A permacultura, diz Pittman, é “guiada pelo currículo e por uma noção de ética. Basicamente é isso aí”.

A ética da permacultura é o ‘Credo Niceno’ do movimento, ou sua regra de ouro: cuidado com a terra, cuidado com as pessoas e retorno dos excedentes de tempo, energia e dinheiro para a causa de melhorar o planeta e seu povo.

Em seu esforço para tornar-se universal, a permacultura não assume nenhum elemento religioso ou espiritual. Mesmo assim, a união ao movimento parece atingir muitos de seus praticantes como se fosse uma experiência de conversão.

Pittman primeiramente encontrou Mollison e seus ensinamentos em um seminário de final de semana no Novo México, em 1985. Como sistema, a permacultura o impressionou como panóptica e transformacional. “Ela mexeu comigo”, diz Pittman.

Quase na mesma hora, ele decidiu largar o emprego e seguir Mollison até a próxima parada em sua turnê de ensino: Katmandu, no Nepal. Logo depois, ele começou a conduzir cursos ao lado de Mollison, em cidades e remansos ao redor do planeta.

Mollison não viaja pelos Estados Unidos há quase 15 anos. Aos 83 anos de idade, Mollison “praticamente seguiu para uma semiaposentadoria na Tasmânia”, diz Pittman.

Ainda assim, em anos recentes, os ideais de Mollison parecem ter avolumado-se do subterrâneo, até atingir o sol do mainstream.

É um sistema, afirmam os permaculturistas, que pode funcionar em qualquer lugar.

Com seu foco no plantio pessoal e projetos em escala humana, a permacultura é adequada idealmente a um pequeno quintal suburbano ou um jardim de pátio.

Mas a maioria dos estudantes que conheci em Wisconsin tinha suas próprias visões e ideias sobre mil pés de mirtilo e sobre como a permacultura poderia ajudar a realizá-las.

Bruce Feldman, de 60 anos, que passou duas décadas como professor de Inglês em terras estrangeiras, presenciou o colapso do baht na Tailândia (ele estava sendo pago nessa moeda), e um terremoto no Japão em 1995, que o deixou vagando pelas ruas durante quatro dias. Esses eventos, conta Feldman, “me fizeram pensar que eu deveria começar a me preparar para meu próprio futuro”, idealmente, uma chácara autossuficiente de 1,6 ou 2 hectares nos Osarks de Arkansas.

O local do workshop era a própria Shangri-La da permacultura: 24 hectares de pradarias e bosques, a alguns quilômetros do Rio Buffalo, em Wisconsin. Em 2004, Jeff Rabkin e sua esposa, Susan Scofield, compraram essa fazenda amish por US$ 125 mil.

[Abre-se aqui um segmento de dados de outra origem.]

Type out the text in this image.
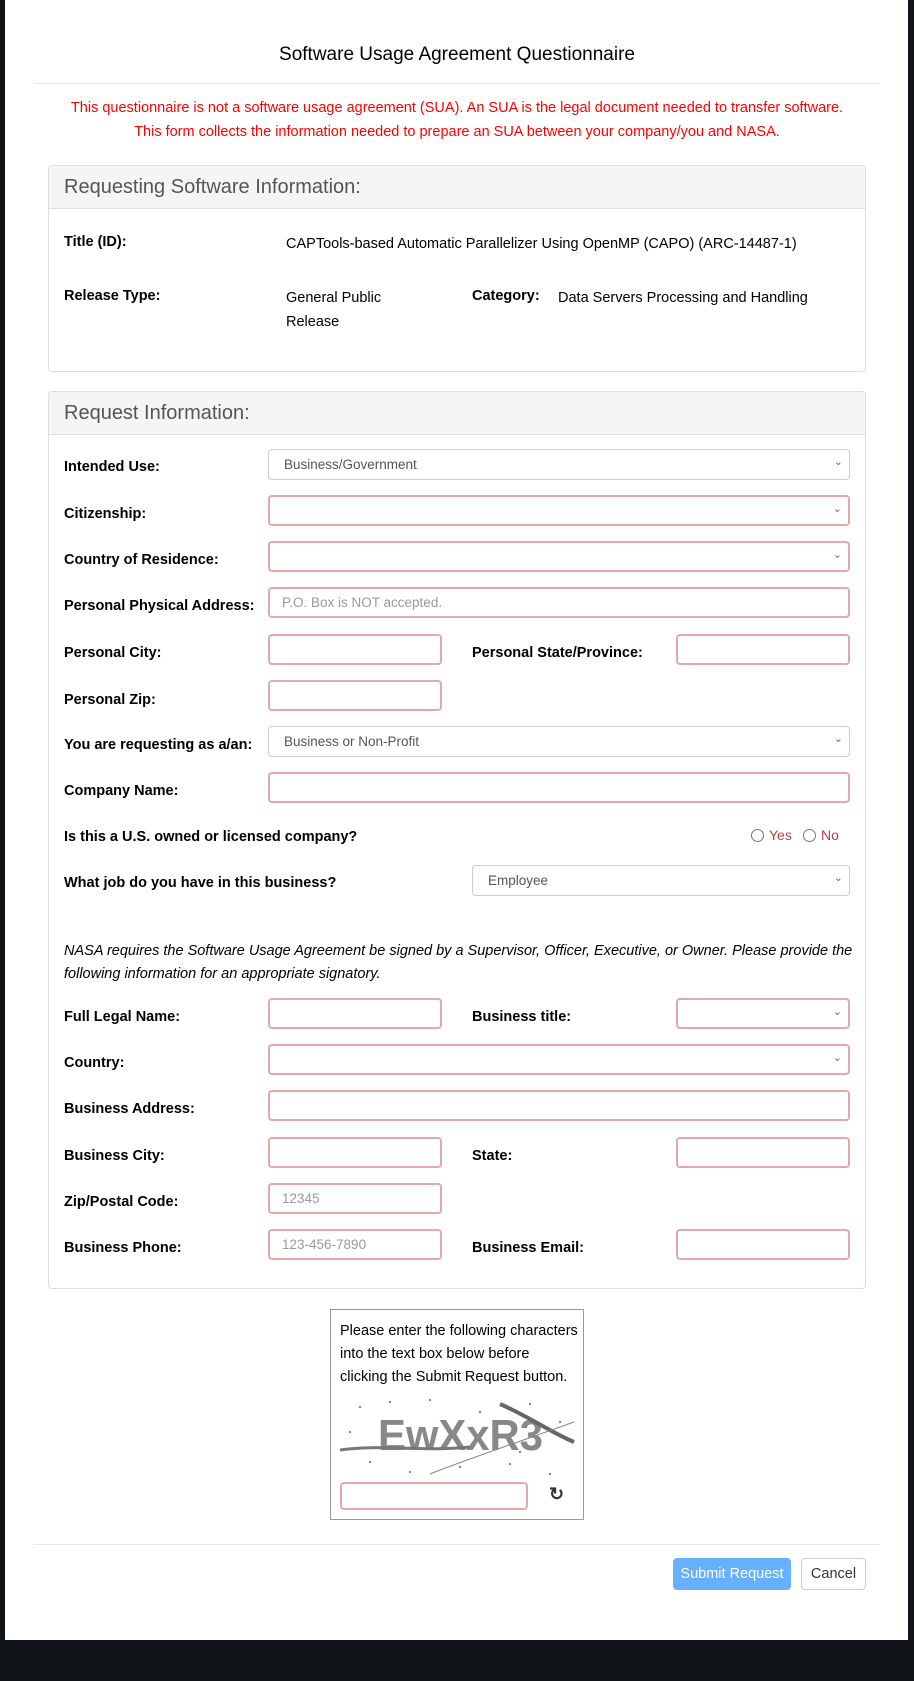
Software Usage Agreement Questionnaire
This questionnaire is not a software usage agreement (SUA). An SUA is the legal document needed to transfer software.
This form collects the information needed to prepare an SUA between your company/you and NASA.
Requesting Software Information:
Title (ID):	CAPTools-based Automatic Parallelizer Using OpenMP (CAPO) (ARC-14487-1)
Release Type:	General Public
Release
Category: Data Servers Processing and Handling
Request Information:
Intended Use:	Business/Government	⌄
Citizenship:	⌄
Country of Residence:	⌄
Personal Physical Address:	P.O. Box is NOT accepted.
Personal City:	Personal State/Province:
Personal Zip:
You are requesting as a/an:	Business or Non-Profit	⌄
Company Name:
Is this a U.S. owned or licensed company?	Yes	No
What job do you have in this business?	Employee	⌄
NASA requires the Software Usage Agreement be signed by a Supervisor, Officer, Executive, or Owner. Please provide the
following information for an appropriate signatory.
Full Legal Name:	Business title:	⌄
Country:	⌄
Business Address:
Business City:	State:
Zip/Postal Code:	12345
Business Phone:	123-456-7890	Business Email:
Please enter the following characters
into the text box below before
clicking the Submit Request button.
EwXxR3
↻
Submit Request	Cancel
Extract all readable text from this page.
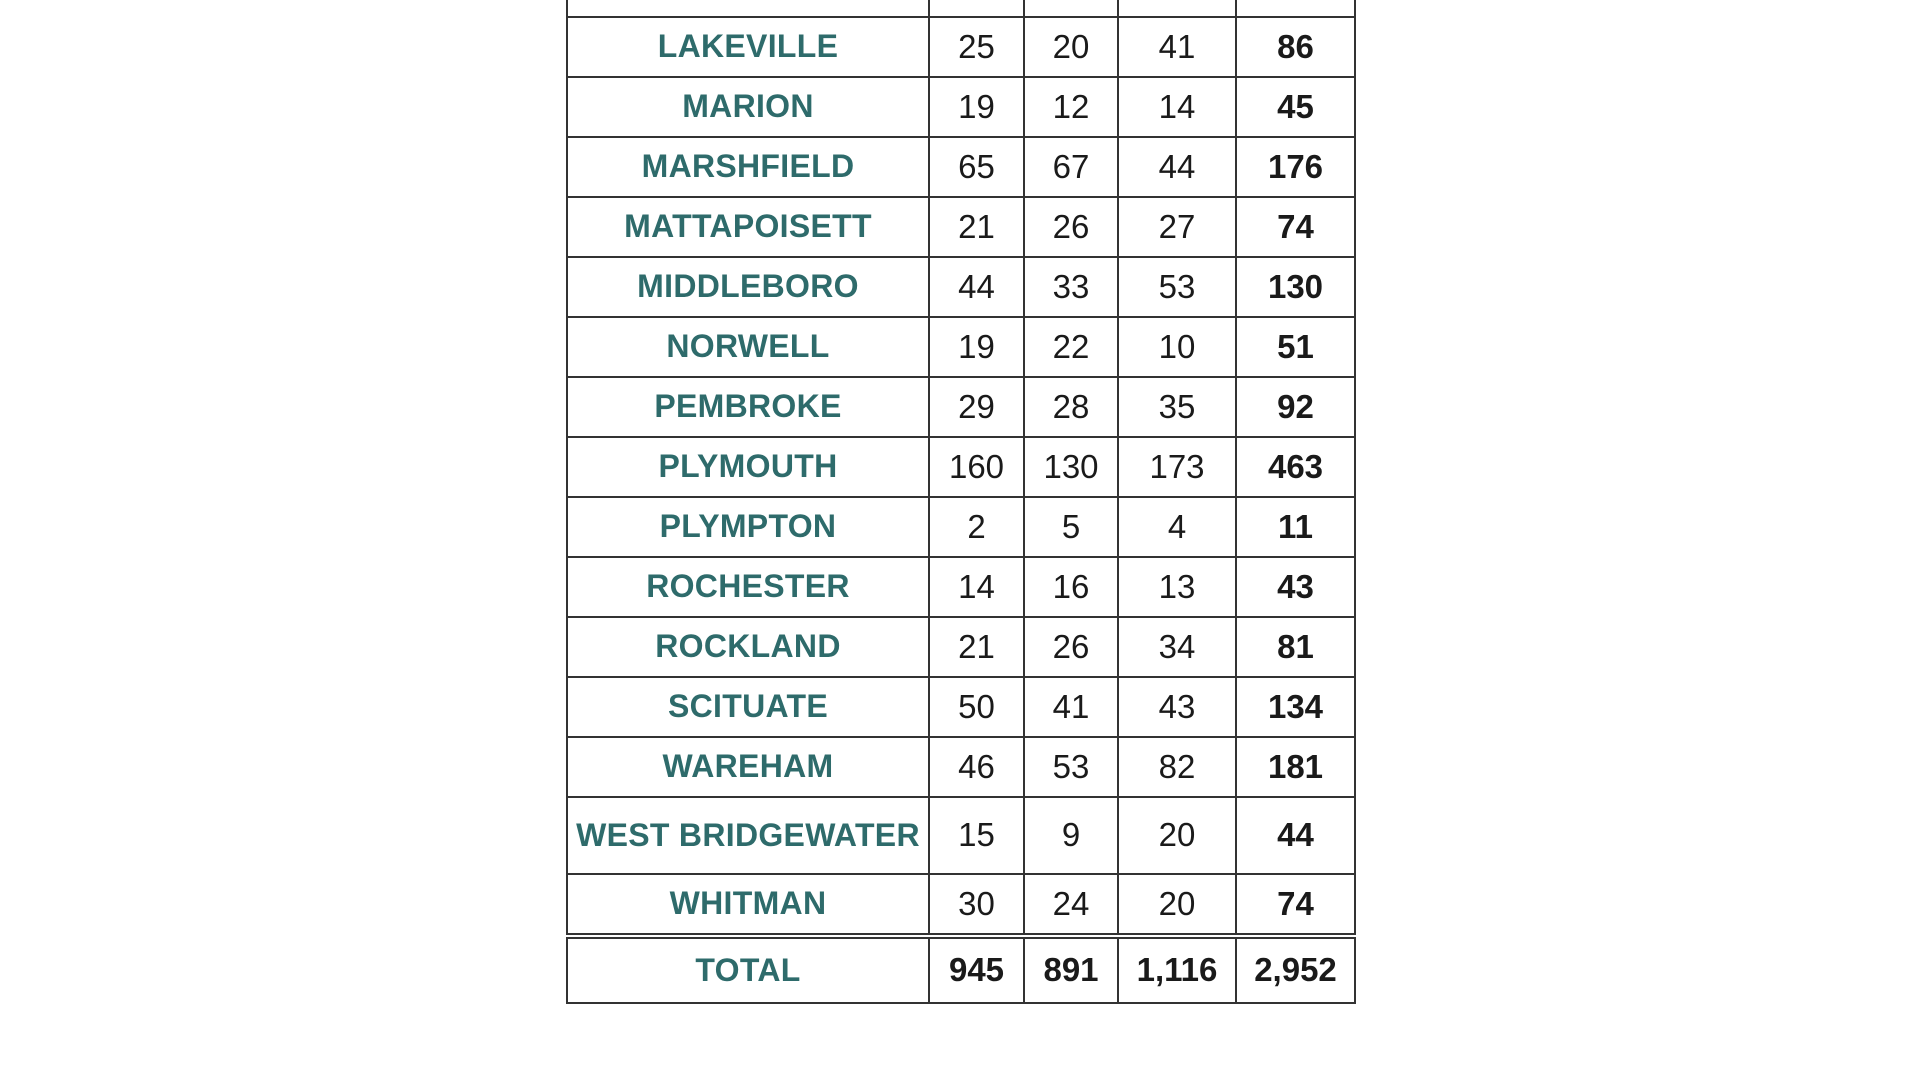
LAKEVILLE	25	20	41	86
MARION	19	12	14	45
MARSHFIELD	65	67	44	176
MATTAPOISETT	21	26	27	74
MIDDLEBORO	44	33	53	130
NORWELL	19	22	10	51
PEMBROKE	29	28	35	92
PLYMOUTH	160	130	173	463
PLYMPTON	2	5	4	11
ROCHESTER	14	16	13	43
ROCKLAND	21	26	34	81
SCITUATE	50	41	43	134
WAREHAM	46	53	82	181
WEST BRIDGEWATER	15	9	20	44
WHITMAN	30	24	20	74
TOTAL	945	891	1,116	2,952
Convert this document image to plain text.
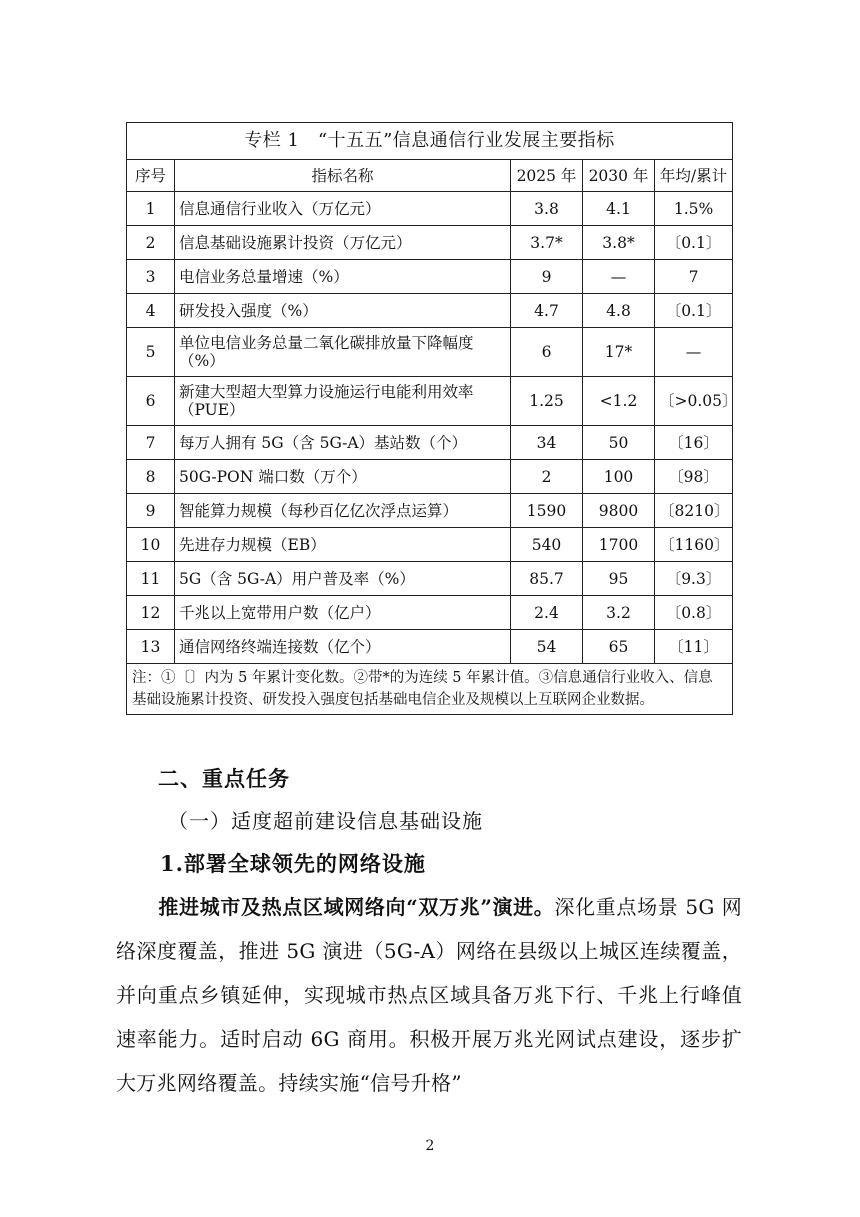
专栏 1　“十五五”信息通信行业发展主要指标				
序号	指标名称	2025 年	2030 年	年均/累计
1	信息通信行业收入（万亿元）	3.8	4.1	1.5%
2	信息基础设施累计投资（万亿元）	3.7*	3.8*	〔0.1〕
3	电信业务总量增速（%）	9	—	7
4	研发投入强度（%）	4.7	4.8	〔0.1〕
5	单位电信业务总量二氧化碳排放量下降幅度（%）	6	17*	—
6	新建大型超大型算力设施运行电能利用效率（PUE）	1.25	<1.2	〔>0.05〕
7	每万人拥有 5G（含 5G-A）基站数（个）	34	50	〔16〕
8	50G-PON 端口数（万个）	2	100	〔98〕
9	智能算力规模（每秒百亿亿次浮点运算）	1590	9800	〔8210〕
10	先进存力规模（EB）	540	1700	〔1160〕
11	5G（含 5G-A）用户普及率（%）	85.7	95	〔9.3〕
12	千兆以上宽带用户数（亿户）	2.4	3.2	〔0.8〕
13	通信网络终端连接数（亿个）	54	65	〔11〕
注：①〔〕内为 5 年累计变化数。②带*的为连续 5 年累计值。③信息通信行业收入、信息基础设施累计投资、研发投入强度包括基础电信企业及规模以上互联网企业数据。				
二、重点任务
（一）适度超前建设信息基础设施
1.部署全球领先的网络设施
推进城市及热点区域网络向“双万兆”演进。深化重点场景 5G 网络深度覆盖，推进 5G 演进（5G-A）网络在县级以上城区连续覆盖，并向重点乡镇延伸，实现城市热点区域具备万兆下行、千兆上行峰值速率能力。适时启动 6G 商用。积极开展万兆光网试点建设，逐步扩大万兆网络覆盖。持续实施“信号升格”
2
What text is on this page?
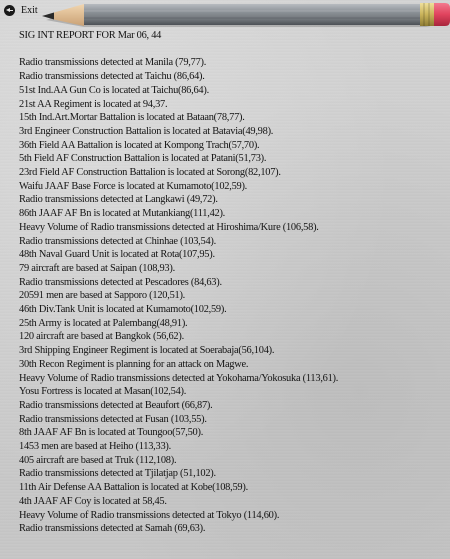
Exit

SIG INT REPORT FOR Mar 06, 44

Radio transmissions detected at Manila (79,77).

Radio transmissions detected at Taichu (86,64).

51st Ind.AA Gun Co is located at Taichu(86,64).

21st AA Regiment is located at 94,37.

15th Ind.Art.Mortar Battalion is located at Bataan(78,77).

3rd Engineer Construction Battalion is located at Batavia(49,98).

36th Field AA Battalion is located at Kompong Trach(57,70).

5th Field AF Construction Battalion is located at Patani(51,73).

23rd Field AF Construction Battalion is located at Sorong(82,107).

Waifu JAAF Base Force is located at Kumamoto(102,59).

Radio transmissions detected at Langkawi (49,72).

86th JAAF AF Bn is located at Mutankiang(111,42).

Heavy Volume of Radio transmissions detected at Hiroshima/Kure (106,58).

Radio transmissions detected at Chinhae (103,54).

48th Naval Guard Unit is located at Rota(107,95).

79 aircraft are based at Saipan (108,93).

Radio transmissions detected at Pescadores (84,63).

20591 men are based at Sapporo (120,51).

46th Div.Tank Unit is located at Kumamoto(102,59).

25th Army is located at Palembang(48,91).

120 aircraft are based at Bangkok (56,62).

3rd Shipping Engineer Regiment is located at Soerabaja(56,104).

30th Recon Regiment is planning for an attack on Magwe.

Heavy Volume of Radio transmissions detected at Yokohama/Yokosuka (113,61).

Yosu Fortress is located at Masan(102,54).

Radio transmissions detected at Beaufort (66,87).

Radio transmissions detected at Fusan (103,55).

8th JAAF AF Bn is located at Toungoo(57,50).

1453 men are based at Heiho (113,33).

405 aircraft are based at Truk (112,108).

Radio transmissions detected at Tjilatjap (51,102).

11th Air Defense AA Battalion is located at Kobe(108,59).

4th JAAF AF Coy is located at 58,45.

Heavy Volume of Radio transmissions detected at Tokyo (114,60).

Radio transmissions detected at Samah (69,63).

O plano original era arrendar os campos e construir uma cabana de troncos, que servisse como retiro de final de semana. Em vez disso, influenciado pela permacultura, Rabkin agarrou-se à ideia de administrar ele mesmo a propriedade. Com esse objetivo, ele e um amigo de permacultura, Victor Suarez, de 44 anos, compraram um pequeno rebanho de ovelhas e plantaram 300 árvores de frutas e nozes.

Durante a semana de trabalho, Rabkin, 49 anos, e Scofield, 48 anos, tocam uma firma de marketing e relações públicas em Minneapolis. Esse background fica evidente pelo cativante nome que eles deram ao lugar: Fazenda do Galo Maluco e Cabine Telefônica Amish.

Mas a cabine telefônica amish não é nenhum artifício publicitário. O casal instalou uma linha de telefone no galpão ao lado de sua casa de fazenda e seus vizinhos vão até lá em carroças para fazer chamadas.

Os laboratórios ocuparam o galpão de ferramentas. No primeiro dia, Weiseman demonstrou como criar biocarvão, que é um carvão já parcialmente queimado, em um primitivo forno ‘foguete’, equipamento que ele montou a partir de um pedaço de cano e uma lata de tinta.

Weiseman explicou que os elementos minerais úteis ligam-se à singular estrutura molecular do biocarvão. Misturados a adubo, resultam num excelente aditivo para árvores.

Depois, ele começou a borbulhar um ‘chá’ de adubo, usando uma bomba de aquário em um balde de plástico. (“Até mesmo o petróleo tem seu lugar na permacultura”, disse ele. “O balde de 20 litros é a melhor aplicação do mundo para o petróleo”.) Ele embrulhou um amontoado de adubo padrão em um tecido, como uma trouxa de um mendigo, e o mergulhou em água. Depois, adicionou melaço para alimentar a fermentação.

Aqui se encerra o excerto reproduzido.